Modi pushes Niti Aayog to work out ways for private investment
NDA to follow PPP model to revive investment.
New Delhi: Even as the BJP-led NDA government continues to deny charges of an economic slowdown, sluggish private investment in key infrastructure sectors like aviation, highways, shipping and power, has emerged as a major concern for it.
Facing criticism from within and the Opposition, Prime Minister Narendra Modi has asked the Niti Aayog to take immediate steps to revive private funding in the big ticket sectors.
The think tank has been tasked by the Prime Minister’s Office (PMO) to seek opinion of all ministries on giving the public-private partnership (PPP) model — which witnessed its halcyon days during the UPA-1 regime — greater push to propel larger private funding in various infrastructure projects related to the aforementioned sectors.

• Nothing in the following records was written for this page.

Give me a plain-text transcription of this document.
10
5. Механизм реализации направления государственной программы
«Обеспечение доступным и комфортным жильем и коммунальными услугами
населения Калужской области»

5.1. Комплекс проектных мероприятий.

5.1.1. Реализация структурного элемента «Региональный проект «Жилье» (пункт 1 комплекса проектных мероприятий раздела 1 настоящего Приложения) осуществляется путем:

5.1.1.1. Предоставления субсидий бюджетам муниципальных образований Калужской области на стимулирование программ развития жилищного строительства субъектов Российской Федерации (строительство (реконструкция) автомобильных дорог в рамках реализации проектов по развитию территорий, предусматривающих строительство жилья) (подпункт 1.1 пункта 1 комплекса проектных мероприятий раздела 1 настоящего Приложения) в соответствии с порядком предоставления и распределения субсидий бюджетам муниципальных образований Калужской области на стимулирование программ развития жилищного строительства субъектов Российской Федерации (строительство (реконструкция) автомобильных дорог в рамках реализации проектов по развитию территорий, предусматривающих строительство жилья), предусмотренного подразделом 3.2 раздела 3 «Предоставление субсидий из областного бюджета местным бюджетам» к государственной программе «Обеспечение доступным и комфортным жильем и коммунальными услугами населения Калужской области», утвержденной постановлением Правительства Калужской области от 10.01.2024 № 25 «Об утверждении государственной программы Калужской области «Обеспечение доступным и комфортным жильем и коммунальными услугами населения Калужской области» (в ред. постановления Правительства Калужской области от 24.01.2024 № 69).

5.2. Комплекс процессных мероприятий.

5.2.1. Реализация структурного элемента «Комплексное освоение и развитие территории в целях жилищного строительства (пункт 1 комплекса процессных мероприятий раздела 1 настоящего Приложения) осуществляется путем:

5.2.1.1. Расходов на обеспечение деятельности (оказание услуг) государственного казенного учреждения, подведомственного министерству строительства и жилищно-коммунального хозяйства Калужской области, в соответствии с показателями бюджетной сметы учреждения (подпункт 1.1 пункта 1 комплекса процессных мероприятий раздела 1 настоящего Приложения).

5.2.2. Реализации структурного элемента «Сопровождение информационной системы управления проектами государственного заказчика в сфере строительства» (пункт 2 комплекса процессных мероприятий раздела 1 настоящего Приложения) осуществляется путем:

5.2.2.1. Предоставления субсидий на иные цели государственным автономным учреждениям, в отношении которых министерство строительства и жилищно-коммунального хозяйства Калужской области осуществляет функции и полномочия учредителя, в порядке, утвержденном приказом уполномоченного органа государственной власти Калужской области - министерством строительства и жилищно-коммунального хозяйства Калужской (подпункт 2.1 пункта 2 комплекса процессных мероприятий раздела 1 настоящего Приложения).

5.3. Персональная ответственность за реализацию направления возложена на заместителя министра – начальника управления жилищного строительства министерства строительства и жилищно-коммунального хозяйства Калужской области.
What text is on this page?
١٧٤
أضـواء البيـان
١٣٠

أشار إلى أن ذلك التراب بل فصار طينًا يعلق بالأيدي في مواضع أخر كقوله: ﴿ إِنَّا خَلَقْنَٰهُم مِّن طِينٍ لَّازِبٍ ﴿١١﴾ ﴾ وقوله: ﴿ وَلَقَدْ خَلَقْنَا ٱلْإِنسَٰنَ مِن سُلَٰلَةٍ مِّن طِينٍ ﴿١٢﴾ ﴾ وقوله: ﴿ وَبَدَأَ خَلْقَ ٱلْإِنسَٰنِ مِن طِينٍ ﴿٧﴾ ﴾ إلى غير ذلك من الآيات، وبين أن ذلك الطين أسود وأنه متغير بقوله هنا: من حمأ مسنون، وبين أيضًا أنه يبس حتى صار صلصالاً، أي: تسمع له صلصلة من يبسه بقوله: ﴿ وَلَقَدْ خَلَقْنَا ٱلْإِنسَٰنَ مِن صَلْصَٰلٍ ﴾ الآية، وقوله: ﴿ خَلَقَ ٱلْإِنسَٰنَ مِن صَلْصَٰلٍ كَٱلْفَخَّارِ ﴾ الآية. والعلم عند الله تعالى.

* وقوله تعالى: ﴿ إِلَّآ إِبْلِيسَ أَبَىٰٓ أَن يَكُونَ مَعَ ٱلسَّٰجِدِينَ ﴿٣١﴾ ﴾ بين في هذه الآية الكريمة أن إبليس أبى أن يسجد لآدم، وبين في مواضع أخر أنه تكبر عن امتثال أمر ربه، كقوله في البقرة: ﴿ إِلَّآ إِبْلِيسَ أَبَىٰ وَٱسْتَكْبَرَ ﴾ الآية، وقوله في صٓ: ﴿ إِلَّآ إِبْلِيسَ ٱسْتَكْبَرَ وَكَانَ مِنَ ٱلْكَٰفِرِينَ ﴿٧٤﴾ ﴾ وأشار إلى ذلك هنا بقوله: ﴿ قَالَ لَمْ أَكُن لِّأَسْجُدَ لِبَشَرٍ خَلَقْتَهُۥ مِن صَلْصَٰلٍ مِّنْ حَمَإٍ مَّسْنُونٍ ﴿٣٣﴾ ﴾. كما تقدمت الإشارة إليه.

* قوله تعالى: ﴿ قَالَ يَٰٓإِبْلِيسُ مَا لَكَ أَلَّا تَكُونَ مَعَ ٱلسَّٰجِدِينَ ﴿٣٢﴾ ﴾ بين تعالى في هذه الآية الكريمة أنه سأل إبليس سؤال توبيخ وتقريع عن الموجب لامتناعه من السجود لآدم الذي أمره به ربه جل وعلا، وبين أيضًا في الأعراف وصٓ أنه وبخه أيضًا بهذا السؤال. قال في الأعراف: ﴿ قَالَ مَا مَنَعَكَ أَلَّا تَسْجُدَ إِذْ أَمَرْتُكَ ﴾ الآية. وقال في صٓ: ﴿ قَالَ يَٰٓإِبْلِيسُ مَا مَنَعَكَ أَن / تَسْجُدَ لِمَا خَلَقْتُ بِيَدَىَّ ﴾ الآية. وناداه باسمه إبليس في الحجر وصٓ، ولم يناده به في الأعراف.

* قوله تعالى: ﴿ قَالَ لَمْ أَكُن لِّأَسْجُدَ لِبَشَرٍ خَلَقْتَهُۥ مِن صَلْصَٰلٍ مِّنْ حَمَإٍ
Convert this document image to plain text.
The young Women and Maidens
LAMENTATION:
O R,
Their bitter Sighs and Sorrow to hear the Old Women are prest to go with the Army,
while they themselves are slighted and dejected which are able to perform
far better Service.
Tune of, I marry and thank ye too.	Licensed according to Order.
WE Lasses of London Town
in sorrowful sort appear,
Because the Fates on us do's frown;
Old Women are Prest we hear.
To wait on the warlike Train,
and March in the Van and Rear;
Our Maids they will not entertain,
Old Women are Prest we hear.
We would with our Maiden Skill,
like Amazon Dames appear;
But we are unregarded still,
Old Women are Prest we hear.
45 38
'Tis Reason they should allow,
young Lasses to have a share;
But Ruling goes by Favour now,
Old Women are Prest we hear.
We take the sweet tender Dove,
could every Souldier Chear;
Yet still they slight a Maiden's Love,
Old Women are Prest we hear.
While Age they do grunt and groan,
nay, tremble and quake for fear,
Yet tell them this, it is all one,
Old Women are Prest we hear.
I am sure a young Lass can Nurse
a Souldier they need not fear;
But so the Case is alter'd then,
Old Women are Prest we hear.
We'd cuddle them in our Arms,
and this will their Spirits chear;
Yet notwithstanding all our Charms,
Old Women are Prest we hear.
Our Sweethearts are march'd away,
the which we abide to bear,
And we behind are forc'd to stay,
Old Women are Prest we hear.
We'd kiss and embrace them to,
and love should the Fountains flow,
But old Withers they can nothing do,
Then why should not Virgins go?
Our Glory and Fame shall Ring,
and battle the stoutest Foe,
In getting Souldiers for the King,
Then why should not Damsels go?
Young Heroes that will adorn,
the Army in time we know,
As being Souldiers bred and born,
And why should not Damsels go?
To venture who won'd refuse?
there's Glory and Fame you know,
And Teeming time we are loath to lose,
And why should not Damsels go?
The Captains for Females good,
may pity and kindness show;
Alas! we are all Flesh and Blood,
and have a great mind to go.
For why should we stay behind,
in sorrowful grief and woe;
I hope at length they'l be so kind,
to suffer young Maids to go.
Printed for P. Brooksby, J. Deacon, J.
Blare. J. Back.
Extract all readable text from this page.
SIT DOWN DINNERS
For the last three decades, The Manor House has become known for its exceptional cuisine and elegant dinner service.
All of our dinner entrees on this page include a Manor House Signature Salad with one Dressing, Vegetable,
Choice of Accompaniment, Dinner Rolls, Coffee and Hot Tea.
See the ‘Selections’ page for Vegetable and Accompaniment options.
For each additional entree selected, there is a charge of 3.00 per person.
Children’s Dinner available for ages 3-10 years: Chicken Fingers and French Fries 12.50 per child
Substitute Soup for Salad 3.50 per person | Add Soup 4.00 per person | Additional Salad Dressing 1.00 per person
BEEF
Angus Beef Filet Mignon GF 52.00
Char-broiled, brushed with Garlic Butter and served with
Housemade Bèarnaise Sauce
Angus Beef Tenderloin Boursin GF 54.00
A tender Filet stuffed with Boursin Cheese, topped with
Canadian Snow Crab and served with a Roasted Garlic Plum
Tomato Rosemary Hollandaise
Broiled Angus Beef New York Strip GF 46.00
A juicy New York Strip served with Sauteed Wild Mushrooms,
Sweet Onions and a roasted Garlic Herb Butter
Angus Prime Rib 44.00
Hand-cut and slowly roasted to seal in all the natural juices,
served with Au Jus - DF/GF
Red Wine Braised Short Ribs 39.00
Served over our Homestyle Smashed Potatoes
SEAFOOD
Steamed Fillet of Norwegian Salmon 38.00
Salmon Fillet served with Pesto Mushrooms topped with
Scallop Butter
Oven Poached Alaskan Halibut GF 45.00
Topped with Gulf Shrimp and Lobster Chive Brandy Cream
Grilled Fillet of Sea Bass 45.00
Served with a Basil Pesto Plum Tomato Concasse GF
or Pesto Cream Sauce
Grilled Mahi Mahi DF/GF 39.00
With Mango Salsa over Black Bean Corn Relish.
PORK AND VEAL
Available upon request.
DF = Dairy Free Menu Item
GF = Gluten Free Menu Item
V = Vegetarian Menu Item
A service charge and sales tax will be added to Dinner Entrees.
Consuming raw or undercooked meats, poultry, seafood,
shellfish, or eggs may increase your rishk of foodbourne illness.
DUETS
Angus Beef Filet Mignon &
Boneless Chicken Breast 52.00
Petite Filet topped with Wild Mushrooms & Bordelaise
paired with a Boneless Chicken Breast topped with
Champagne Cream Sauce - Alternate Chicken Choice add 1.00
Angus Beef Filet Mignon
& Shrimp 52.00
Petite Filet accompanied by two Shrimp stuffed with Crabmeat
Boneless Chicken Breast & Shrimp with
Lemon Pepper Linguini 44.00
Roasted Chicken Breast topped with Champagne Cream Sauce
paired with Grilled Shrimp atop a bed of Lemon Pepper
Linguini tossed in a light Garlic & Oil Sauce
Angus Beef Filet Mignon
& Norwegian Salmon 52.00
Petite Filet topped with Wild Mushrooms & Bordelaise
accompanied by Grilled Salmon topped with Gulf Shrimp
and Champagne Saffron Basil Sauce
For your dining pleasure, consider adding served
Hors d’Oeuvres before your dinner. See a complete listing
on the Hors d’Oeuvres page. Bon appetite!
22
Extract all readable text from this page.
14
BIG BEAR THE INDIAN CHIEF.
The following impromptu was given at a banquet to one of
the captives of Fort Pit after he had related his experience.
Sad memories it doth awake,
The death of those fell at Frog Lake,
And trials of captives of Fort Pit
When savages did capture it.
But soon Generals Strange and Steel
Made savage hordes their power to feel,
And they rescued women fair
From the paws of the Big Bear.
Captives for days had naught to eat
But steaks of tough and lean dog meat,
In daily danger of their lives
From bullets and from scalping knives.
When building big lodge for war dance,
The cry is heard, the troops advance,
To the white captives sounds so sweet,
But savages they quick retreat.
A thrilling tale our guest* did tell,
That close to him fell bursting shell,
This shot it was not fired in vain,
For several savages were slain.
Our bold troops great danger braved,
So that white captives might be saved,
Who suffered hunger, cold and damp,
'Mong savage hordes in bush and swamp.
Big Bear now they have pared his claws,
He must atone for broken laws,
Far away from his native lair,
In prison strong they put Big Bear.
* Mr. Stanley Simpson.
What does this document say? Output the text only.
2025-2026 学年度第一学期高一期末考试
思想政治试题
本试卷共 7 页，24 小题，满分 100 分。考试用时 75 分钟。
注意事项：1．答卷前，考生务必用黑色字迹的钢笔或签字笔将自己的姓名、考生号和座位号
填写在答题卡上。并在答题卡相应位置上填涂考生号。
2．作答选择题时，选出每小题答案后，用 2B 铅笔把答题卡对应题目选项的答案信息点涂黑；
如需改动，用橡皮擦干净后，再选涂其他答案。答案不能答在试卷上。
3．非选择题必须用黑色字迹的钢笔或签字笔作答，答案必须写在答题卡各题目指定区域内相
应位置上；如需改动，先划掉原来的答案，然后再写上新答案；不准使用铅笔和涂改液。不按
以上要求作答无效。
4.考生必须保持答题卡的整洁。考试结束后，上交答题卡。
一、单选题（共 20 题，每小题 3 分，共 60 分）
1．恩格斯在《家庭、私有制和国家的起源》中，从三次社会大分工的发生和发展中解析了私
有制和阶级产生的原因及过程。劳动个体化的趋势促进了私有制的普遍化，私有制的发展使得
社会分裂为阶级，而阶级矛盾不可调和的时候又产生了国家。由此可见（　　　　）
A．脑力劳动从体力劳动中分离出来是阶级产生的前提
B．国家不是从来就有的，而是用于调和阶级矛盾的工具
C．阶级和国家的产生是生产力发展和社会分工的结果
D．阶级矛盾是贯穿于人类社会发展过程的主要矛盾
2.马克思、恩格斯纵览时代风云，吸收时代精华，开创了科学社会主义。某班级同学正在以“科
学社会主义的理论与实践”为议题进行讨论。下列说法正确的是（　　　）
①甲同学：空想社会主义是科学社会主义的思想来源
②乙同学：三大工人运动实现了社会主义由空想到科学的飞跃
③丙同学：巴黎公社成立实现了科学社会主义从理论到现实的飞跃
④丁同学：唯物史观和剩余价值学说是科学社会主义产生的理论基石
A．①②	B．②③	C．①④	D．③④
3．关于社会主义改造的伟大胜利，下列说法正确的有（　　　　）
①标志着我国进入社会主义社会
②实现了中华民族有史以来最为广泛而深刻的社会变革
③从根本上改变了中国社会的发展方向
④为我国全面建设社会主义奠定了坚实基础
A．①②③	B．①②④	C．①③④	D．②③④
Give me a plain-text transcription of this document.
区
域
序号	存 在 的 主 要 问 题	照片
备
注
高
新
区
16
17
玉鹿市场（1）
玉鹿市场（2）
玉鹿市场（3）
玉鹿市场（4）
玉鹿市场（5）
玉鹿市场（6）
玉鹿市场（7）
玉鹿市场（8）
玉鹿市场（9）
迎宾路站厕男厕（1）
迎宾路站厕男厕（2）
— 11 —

According to highly placed sources, the Niti Aayog has initiated deliberations with all stakeholders on the PPP model. Their opinions will be inculcated in a cabinet note which is to be prepared on PPP, with the aim of making it a significant policy initiative.
Under the PPP model, private investment in a project has to be more than 51 per cent, while the rest has to come from the government.
Not much private funding in infra
Though private investments are in place in various sectors, the inflows have not been satisfactory, resulting in a lot of discontent within the government. Aviation, shipping and the power sectors have seen a plateau in terms of private funding, which the Centre wants to bring to satisfactory levels.
The moniker PPP was propelled into limelight during the first term of the erstwhile UPA regime, when private investment poured into the railway and highway sectors.
While private investments have been flowing in, for the past several quarters now, they have seen a downward trend.
As per a survey, fresh fundings by the private sector in the FY17 grew at the slowest pace since 1992. In FY17, the combined capital expenditure by the country’s top 1,000 non-financial firms, in terms of revenue, was up by just 5.8 per cent. The previous low of capital expenditure growth was recorded in 1992.
It further said that fresh fundings from private entities stood at Rs 2.07 lakh crore in FY17. In FY16, private investments were worth Rs 2.9 lakh crore, while in FY14 these stood at an all time high of Rs 5.7 lakh crore.
Meanwhile in a related move to push growth through increased public investment, Union finance minister Arun Jaitley on Thursday met with top PSUs and asked them to not only complete their budgeted capital expenditure but also aggressively push capital expenditure in the interest of boosting investment in Indian economy.
Secretaries and senior officers from the 10 ministries and the heads as well as financial directors of the CPSUs apprised the finance minister that their capital expenditure programme for the current year are completely on track for achieving the capital expenditure of Rs 3.85 lakh crore budgeted in 2017-18.